To avoid this, consider having a requirement that both partners, as owners with respect to their own businesses, act in good faith in the best interest or not opposed to the best interest of the joint venture. Although most corporate and limited liability company law imposes a duty of loyalty on directors and officers, owners are not subject to such a duty unless created contractually. Any duty of loyalty provision should include remedies for breach of the duty, including giving the injured partner the right to enjoin the disloyal act or allowing the injured partner to terminate the joint venture and receive liquidated damages from the disloyal partner.

Can the partners agree on a form of governance that they can trust?

Good governance involving either a governing or advisory board having members independent of the owners is the best way to avoid conflict. A governing or advisory board level is especially important when one or more partners will be passive in management. An example is the partnership between France Telecom, Deutsche Telekom, and Sprint, known as the Global One. Frustrated with the partnership, Deutsche Telekom struck out on its own and acquired a competitor. 

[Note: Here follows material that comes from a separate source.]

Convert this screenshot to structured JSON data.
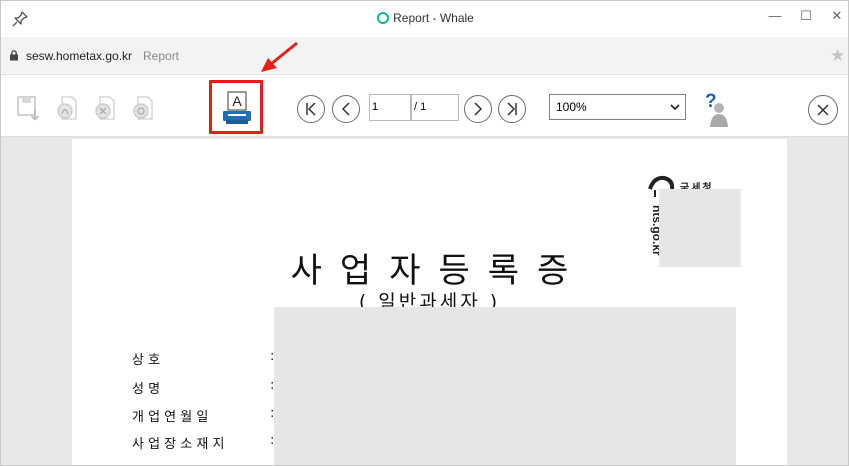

A governing board having at least one independent member not only provides a mechanism for making decisions among competing interests of different owners. An advisory board can serve the same decision-making function if there is agreement by the owners that any deadlock will be resolved by the advisory board. Although an arbitrator or mediator is a possibility for resolving conflicts, a governing or advisory board that meets over a time or a variety of issues will have more familiarity with the history and culture not only of the business, but also of the owners, than any mediator or arbitrator will even have.
Finally, a governing or advisory board should serve as mentors to the owners. Often times mentoring can resolve conflicts before they become irreparable. The Business First Advisory Board Exchange is a great resource for setting up a board and finding independent members.